147|1

73 24 45
                                    

Çıplak ayaklarımla soğuk zeminde üstümde hastane elbisesi insanların çığlıkları eşliğinde geziyor bir yandan da adını bilmediğim zihnimin kuytu köşelerinde olan şarkınıları mırıldanıyordum.

Sol taraftaki odadan öyle büyük bir acılı çığlık geldi ki içim titredi.

Bende ilk geldiğimde böyleydim ama alıştım acıya. Kapının pervazında durarak içeri baktığımda hemşireler kıza elektro şok veriyorlardı. Eski zamanlar fazla etkilenip kendime gelemezdim ama şimdi hem bedenen hemde ruhen bu cehennem gibi barınağa alışmıştım.

Doğrusunu söylemek gerekirse annem gittiği için alışmak zorunda kaldım.

Annem burada bu doktorlara karşı yenileli 1 seneyi geçmişti. Benim için ama hâlâ aynıydı. Bazen yanıma geliyor gidiyordu. Ya da ben o kadar delirdim ki artık gerçekte olmayan şeyler kuruyordum.

Yan tarafımdan hoplaya zıplaya giden bir dede vardı. Sanırım narkoz etkisi diye düşündüm. Kıkırdayarak gözümden kayboldu.

"HERKES YEMEK İÇİN AŞAĞI" herkesin tanıdığı hemşire hoparlörden her gün yaptığı konuşmasını yaptı.

Yavaş yavaş merdivenlere doğru yürüdüm.

Annemin gitmeden önce kestiği aşırı kısa kahkülleri uzamış gözüme geliyordu. Çekemiyordum onları elimi dokundukça annemin öldüğü geliyordu. Kalbimin üstünde sigara söndürülmüş gibi yanıyordu.

Yavaş yavaş giderken iri yarı bir adam bana çarparak düşmemi sağladı ve arkasına bile bakmadan hızlı adımlarla merdivenlerden indi.

Duvardan destek alarak kalktım.
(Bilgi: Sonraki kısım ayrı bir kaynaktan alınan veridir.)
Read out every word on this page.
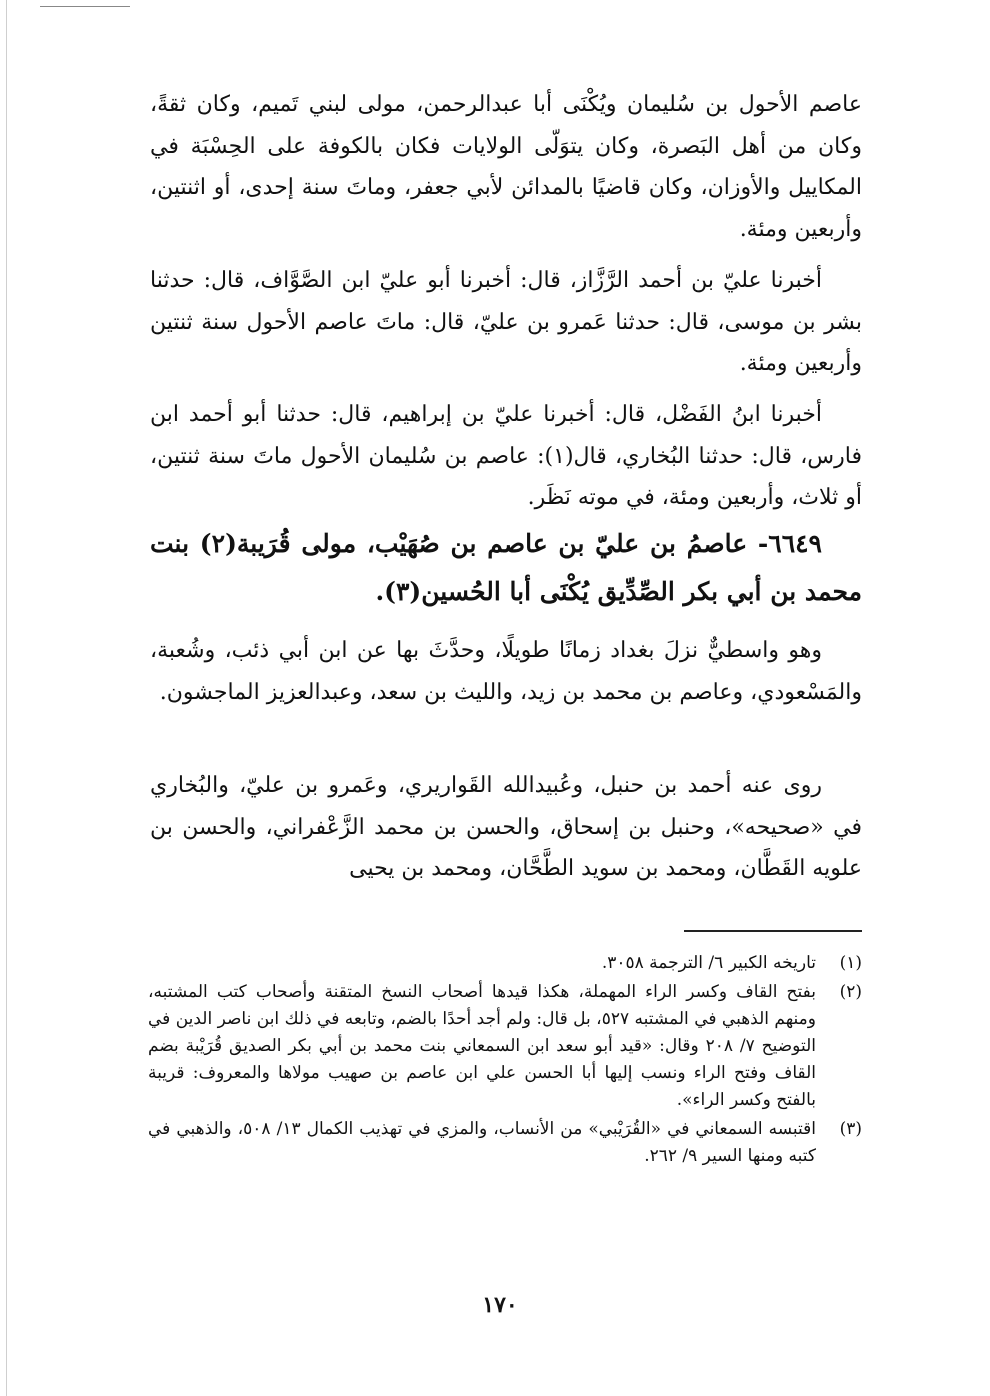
عاصم الأحول بن سُليمان ويُكْنَى أبا عبدالرحمن، مولى لبني تَميم، وكان ثقةً، وكان من أهل البَصرة، وكان يتوَلّى الولايات فكان بالكوفة على الحِسْبَة في المكاييل والأوزان، وكان قاضيًا بالمدائن لأبي جعفر، وماتَ سنة إحدى، أو اثنتين، وأربعين ومئة.

أخبرنا عليّ بن أحمد الرَّزَّاز، قال: أخبرنا أبو عليّ ابن الصَّوَّاف، قال: حدثنا بشر بن موسى، قال: حدثنا عَمرو بن عليّ، قال: ماتَ عاصم الأحول سنة ثنتين وأربعين ومئة.

أخبرنا ابنُ الفَضْل، قال: أخبرنا عليّ بن إبراهيم، قال: حدثنا أبو أحمد ابن فارس، قال: حدثنا البُخاري، قال(١): عاصم بن سُليمان الأحول ماتَ سنة ثنتين، أو ثلاث، وأربعين ومئة، في موته نَظَر.

٦٦٤٩- عاصمُ بن عليّ بن عاصم بن صُهَيْب، مولى قُرَيبة(٢) بنت محمد بن أبي بكر الصِّدِّيق يُكْنَى أبا الحُسين(٣).

وهو واسطيٌّ نزلَ بغداد زمانًا طويلًا، وحدَّثَ بها عن ابن أبي ذئب، وشُعبة، والمَسْعودي، وعاصم بن محمد بن زيد، والليث بن سعد، وعبدالعزيز الماجشون.

روى عنه أحمد بن حنبل، وعُبيدالله القَواريري، وعَمرو بن عليّ، والبُخاري في «صحيحه»، وحنبل بن إسحاق، والحسن بن محمد الزَّعْفراني، والحسن بن علويه القَطَّان، ومحمد بن سويد الطَّحَّان، ومحمد بن يحيى

(١)
تاريخه الكبير ٦/ الترجمة ٣٠٥٨.
(٢)
بفتح القاف وكسر الراء المهملة، هكذا قيدها أصحاب النسخ المتقنة وأصحاب كتب المشتبه، ومنهم الذهبي في المشتبه ٥٢٧، بل قال: ولم أجد أحدًا بالضم، وتابعه في ذلك ابن ناصر الدين في التوضيح ٧/ ٢٠٨ وقال: «قيد أبو سعد ابن السمعاني بنت محمد بن أبي بكر الصديق قُرَيْبة بضم القاف وفتح الراء ونسب إليها أبا الحسن علي ابن عاصم بن صهيب مولاها والمعروف: قريبة بالفتح وكسر الراء».
(٣)
اقتبسه السمعاني في «القُرَيْبي» من الأنساب، والمزي في تهذيب الكمال ١٣/ ٥٠٨، والذهبي في كتبه ومنها السير ٩/ ٢٦٢.
١٧٠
Karnımdaki dikiş yüzünden inledim. Geçen hafta hastanede ki çatışmada bıçaklandım. Oysa ben hiç karışmamıştım oradan geçen biriydim.

Kendimi bildim bileli bu hastanedeydim. Bir kere bile güneşi gördüğümü hatırlamıyordum.

Merdivenlerden şarkımı mırıldanarak inmeye devam ettim.

Yemekhanenin girişinden girdim ve yemek sırasına girdim. Buradaki insanların çoğu kafayı yemişti. Bazılarıysa iyi gibiydi. Yeni gelenler oluyordu bazen bağırıyorlardı, ağlıyorlardı, intihar etmeye çalışıyorlardı ama bu lanet insanlar onları geri hayata bağlayarak denek olarak kullanmaya devam ediyordu.

Bu arada ben denek 147. Maalesef adım yok buradaki herkes yani hemşireler ve doktorlar öyle diyor. Normalde insanların kendi üzerlerinde taşıdıkları harflerle yazılan isimleri olurmuş ancak benim ismim yok. Buna üzülecek değilim ve ismim vardı da alınmış olsaydı üzülürdüm fakat zaten hiç kendi adım olmasının nasıl birşey olduğunu tatmamıştım.

Yemeğimi alıp benim yaşlarımda mavi gözlü bir kadının karşısına oturdum. Yeni gelmişe benziyordu. Korkaktı sanırım. Her hafta benzer kişileri görüyordum artık. Yemeğimi yemeye koyılmuşken hoparlörden ses geldi.

"DENEK 147 HEMEN DENEK GÖZLEM ODASI'NA"

Yemek

Merdivenlerden yine ağır ağır çıktım.

15 dakika sonra...

Sonunda son kata varmıştım. Gerçekten bacaklarım acıdan uyuşmuştu elimi karnıma götürüp inledim. Dikiş yeri yanıyordu ama umurumda olmaması için elimden geleni yapıyordum.

Kapıyı ağır ağır tıktıklayarak gir kelimesini duymadan içeri girdim.

Baş hekimlerden Fuat sapığıydı. Hiç sevmiyorum bu adamı Bi sokuyor iğneyi. Bütün damarlarıma birşey oluyor.